July 30, 2011

Manchin Hopes Legislators Find the Middle Ground in Debate | Bluefield Daily Telegraph

WASHINGTON — With three days left before the nation’s economy goes into default, Sen. Joe Manchin, D-W.Va., said Friday he is still optimistic a bipartisan agreement can be reached.

Despite the heated debate in Washington, Manchin said in a conference call Friday he believes a debt ceiling solution will be reached before the Aug. 2 deadline.

“We’ll do whatever it takes,” Manchin said. “We’re right into this thing and we’re going to get this done. I’m still an optimist. We’re all in this and it will take all of us to work together for this great country. I’m willing to work 24/7 for the next four days to get this done.”

Manchin spoke on the senate floor Thursday afternoon, delivering what he said was a much needed apology lawmakers owe to the American people.

“I felt compelled to go to the floor yesterday to apologize to every West Virginian and every American,” he said. “I can only imagine what it must feel like to be watching this debate. I have said all along I will not vote to raise the debt ceiling unless I see a long-term fix. I knew we did it in West Virginia and we can do it in Washington.”

According to Manchin, current deficit reduction plans proposed by House Speaker John Boehner, R-Ohio, and Senate Majority Leader Harry Reid, D-Nev., are to split on political lines.

“Boehner’s would cut $9 trillion in the deficit, last for six months and that would put us in an election year, which would basically be a fiasco,” Manchin said. “Reid’s cuts $2 trillion in the deficit and would last until 2012. Then all you’re worried about is the upcoming election. We have long-term plan and it takes $4 trillion dollars over the next 10 years to balance the budget according to every economist you ask. These are the only two vehicles on the table right now. That’s what they’re working off of and we’ll probably end up with a hybrid of the two.”

Manchin said the plan he currently finds most favorable is the Obama administration’s debt commission’s balanced budget approach.
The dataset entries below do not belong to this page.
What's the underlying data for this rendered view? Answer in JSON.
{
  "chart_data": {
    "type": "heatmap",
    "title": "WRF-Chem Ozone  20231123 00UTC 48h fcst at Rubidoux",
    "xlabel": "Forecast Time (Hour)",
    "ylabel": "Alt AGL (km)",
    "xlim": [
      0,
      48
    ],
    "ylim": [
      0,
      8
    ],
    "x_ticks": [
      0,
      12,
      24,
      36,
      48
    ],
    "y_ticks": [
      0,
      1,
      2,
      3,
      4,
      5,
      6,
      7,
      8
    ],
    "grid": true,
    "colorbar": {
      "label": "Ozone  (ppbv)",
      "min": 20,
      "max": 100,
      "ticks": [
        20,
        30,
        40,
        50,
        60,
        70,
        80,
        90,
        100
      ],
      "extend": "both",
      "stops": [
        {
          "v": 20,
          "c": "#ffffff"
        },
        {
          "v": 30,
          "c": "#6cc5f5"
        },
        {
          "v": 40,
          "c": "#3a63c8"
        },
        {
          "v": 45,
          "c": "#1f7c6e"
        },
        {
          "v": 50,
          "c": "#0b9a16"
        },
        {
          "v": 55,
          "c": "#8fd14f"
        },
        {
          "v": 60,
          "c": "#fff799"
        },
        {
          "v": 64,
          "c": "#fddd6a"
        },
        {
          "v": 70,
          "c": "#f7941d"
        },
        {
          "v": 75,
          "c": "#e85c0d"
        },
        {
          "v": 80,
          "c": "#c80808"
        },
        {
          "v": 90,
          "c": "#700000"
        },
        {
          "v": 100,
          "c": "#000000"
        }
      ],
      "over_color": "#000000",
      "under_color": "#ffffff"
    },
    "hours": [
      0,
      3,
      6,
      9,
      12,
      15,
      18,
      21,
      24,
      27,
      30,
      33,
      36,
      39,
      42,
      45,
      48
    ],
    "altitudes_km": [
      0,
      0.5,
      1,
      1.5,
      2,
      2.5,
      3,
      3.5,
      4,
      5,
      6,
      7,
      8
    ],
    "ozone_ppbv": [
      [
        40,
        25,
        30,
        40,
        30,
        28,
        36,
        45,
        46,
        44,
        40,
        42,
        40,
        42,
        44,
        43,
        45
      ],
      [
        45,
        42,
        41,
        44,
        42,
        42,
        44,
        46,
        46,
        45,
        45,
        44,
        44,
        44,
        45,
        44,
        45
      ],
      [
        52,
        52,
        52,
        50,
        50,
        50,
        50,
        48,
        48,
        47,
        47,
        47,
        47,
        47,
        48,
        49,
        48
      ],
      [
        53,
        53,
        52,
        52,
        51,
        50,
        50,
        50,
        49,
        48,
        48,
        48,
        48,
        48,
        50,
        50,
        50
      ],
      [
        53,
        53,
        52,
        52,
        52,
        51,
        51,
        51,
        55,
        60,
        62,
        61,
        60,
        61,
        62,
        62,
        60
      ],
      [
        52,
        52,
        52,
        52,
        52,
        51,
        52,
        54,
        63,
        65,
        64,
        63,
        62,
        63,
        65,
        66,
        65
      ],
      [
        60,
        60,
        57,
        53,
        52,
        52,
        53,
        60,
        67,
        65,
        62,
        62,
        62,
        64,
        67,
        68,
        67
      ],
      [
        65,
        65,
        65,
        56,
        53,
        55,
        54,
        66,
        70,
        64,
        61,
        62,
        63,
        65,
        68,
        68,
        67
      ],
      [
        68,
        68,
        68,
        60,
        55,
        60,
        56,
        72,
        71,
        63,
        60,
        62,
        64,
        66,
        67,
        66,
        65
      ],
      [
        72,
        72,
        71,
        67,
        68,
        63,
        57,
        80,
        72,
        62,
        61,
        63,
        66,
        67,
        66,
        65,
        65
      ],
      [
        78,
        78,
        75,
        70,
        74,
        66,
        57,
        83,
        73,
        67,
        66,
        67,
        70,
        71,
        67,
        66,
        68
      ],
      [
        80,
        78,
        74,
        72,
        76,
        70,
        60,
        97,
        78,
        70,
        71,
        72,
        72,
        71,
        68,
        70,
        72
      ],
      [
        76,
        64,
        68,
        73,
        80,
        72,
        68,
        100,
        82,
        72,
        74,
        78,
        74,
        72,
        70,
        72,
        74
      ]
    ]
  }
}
The deficit-reduction plan was created by a bipartisan group of senators referred to as the “Gang of Six.”

“I favor a balanced budget approach that is reasonable, rational and takes into consideration outside factors like natural disasters, wars and the economy,” Manchin said. “I’ve always subscribed to the balanced budget ideal. If we are going to do it, let’s vote up or down, not put conditions on it. We have said the debt commission is where we are going. It’s reasonable, rational and though it doesn’t do everything everyone wants, it works. It’s a balanced plan and if it wasn’t, we wouldn’t have equal numbers of Democrats and Republicans behind it. This is the only plan that has everyone in the same room together. That’s what I would vote on.”

Based on his experience raising the credit rating during his tenure as governor of West Virginia, Manchin said the nation’s credit rating is his biggest concern.

“We had a dismal credit rating forever in West Virginia and, when I became governor, that was one of the things I wanted to increase,” he said. “I worked over the course of my six-year term to improve that rating. I know how hard it is to get a credit rating upgrade following a downgrade. That will be terribly detrimental to our economy. If we lose that rating, we lose the confidence in our market. If we lose confidence in the international market, that’s something you can’t get back that easily.”

Manchin said the political posturing in Washington is not only preventing a compromise but alienating the American people.

“We shouldn’t be fighting over the same turf, but rather a guarantee that there will be a vote before the end of the year,” he said. “I just think you can’t govern from the right or the left. People should be concerned and be mad. You should question everyone who received your vote. I don’t care if they are a Democrat or a Republican, you have to be able to work with people. You have a problem if the people we vote in and send into office are not willing to compromise. People expect results. There are people who have been elected with good intentions but have wound up putting political posturing before the people.”

According to Manchin, allegations and “scare tactics” surrounding cuts to entities like social security, Medicare and Medicaid are false.

“They are scaring people about losing social security, Medicare and Medicaid, but that won’t happen,” he said. “The cost of living has had no increases for a time and may not have any for a time to come with the economy as sluggish as it is. We need to find a compromise on that. We’re going to work and we’re going to find a solution that protects COLA, social security, Medicare and Medicaid. We are concerned about services people rely on. We need to get rid of the fog, waste and abuse, but not what people rely on.”

Most of all, Manchin said he remains an optimist and doesn’t want fellow West Virginians to lose faith in the political process.

“People are saying Washington is broken,” he said. “I’m not letting Washington break me and the people of West Virginia shouldn’t let it break them.”